The amendments are in light of the actions publicly disclosed by Take-Two on March 26, 2008, including its adoption of a poison pill and change to the date of its 2008 annual meeting of stockholders to April 17.
The principal amendments to the offer include:
- EA has added a condition to its offer requiring either (1) that Take-Two’s Board of Directors redeem the preferred stock purchase rights issued as a result of Take-Two’s adoption on March 24, 2008 of the stockholder rights plan, or (2) that EA be satisfied that such rights have been invalidated or are otherwise inapplicable to its acquisition of Take-Two.
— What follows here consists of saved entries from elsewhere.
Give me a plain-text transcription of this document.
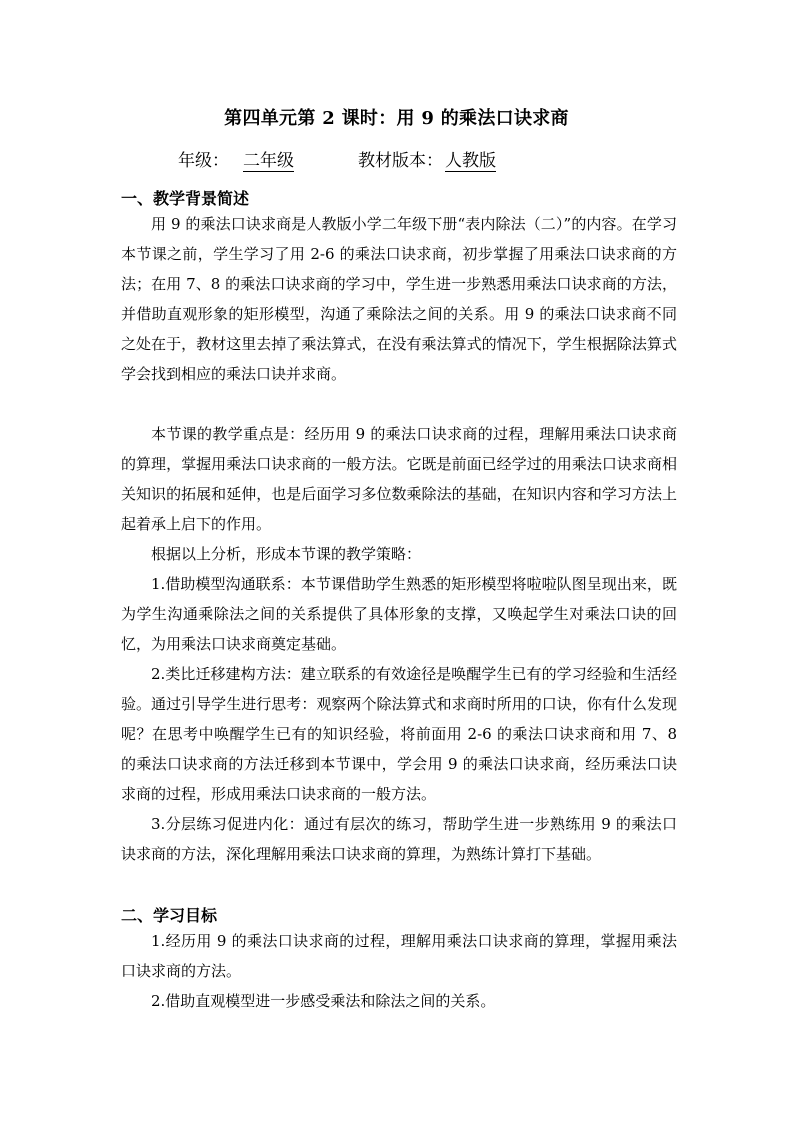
第四单元第 2 课时：用 9 的乘法口诀求商
年级： 二年级	教材版本： 人教版
一、教学背景简述

用 9 的乘法口诀求商是人教版小学二年级下册“表内除法（二）”的内容。在学习本节课之前，学生学习了用 2-6 的乘法口诀求商，初步掌握了用乘法口诀求商的方法；在用 7、8 的乘法口诀求商的学习中，学生进一步熟悉用乘法口诀求商的方法，并借助直观形象的矩形模型，沟通了乘除法之间的关系。用 9 的乘法口诀求商不同之处在于，教材这里去掉了乘法算式，在没有乘法算式的情况下，学生根据除法算式学会找到相应的乘法口诀并求商。

本节课的教学重点是：经历用 9 的乘法口诀求商的过程，理解用乘法口诀求商的算理，掌握用乘法口诀求商的一般方法。它既是前面已经学过的用乘法口诀求商相关知识的拓展和延伸，也是后面学习多位数乘除法的基础，在知识内容和学习方法上起着承上启下的作用。

根据以上分析，形成本节课的教学策略：

1.借助模型沟通联系：本节课借助学生熟悉的矩形模型将啦啦队图呈现出来，既为学生沟通乘除法之间的关系提供了具体形象的支撑，又唤起学生对乘法口诀的回忆，为用乘法口诀求商奠定基础。

2.类比迁移建构方法：建立联系的有效途径是唤醒学生已有的学习经验和生活经验。通过引导学生进行思考：观察两个除法算式和求商时所用的口诀，你有什么发现呢？在思考中唤醒学生已有的知识经验，将前面用 2-6 的乘法口诀求商和用 7、8 的乘法口诀求商的方法迁移到本节课中，学会用 9 的乘法口诀求商，经历乘法口诀求商的过程，形成用乘法口诀求商的一般方法。

3.分层练习促进内化：通过有层次的练习，帮助学生进一步熟练用 9 的乘法口诀求商的方法，深化理解用乘法口诀求商的算理，为熟练计算打下基础。

二、学习目标

1.经历用 9 的乘法口诀求商的过程，理解用乘法口诀求商的算理，掌握用乘法口诀求商的方法。

2.借助直观模型进一步感受乘法和除法之间的关系。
- EA has extended its tender offer for all of the common stock of Take-Two until 11:59 p.m., New York City time on Wednesday, April 18, 2008, unless further extended. The offer was previously set to expire at midnight, New York City time, on April 11, 2008.
“The actions of the Take-Two Board may increase the risk for their stockholders by delaying a potential transaction,” said Owen Mahoney, Senior Vice President of Corporate Development at EA. “We continue to believe that our $26.00 per share offer price is full and fair, and that a transaction between Take-Two and EA is the most compelling combination financially, strategically and operationally for all parties.”
EA commenced on March 13, 2008 its all-cash tender offer to purchase Take-Two shares for $26.00 per share, which represents a 64% premium over Take-Two’s closing stock price on February 15, the last trading day before EA sent its revised proposal to Take-Two.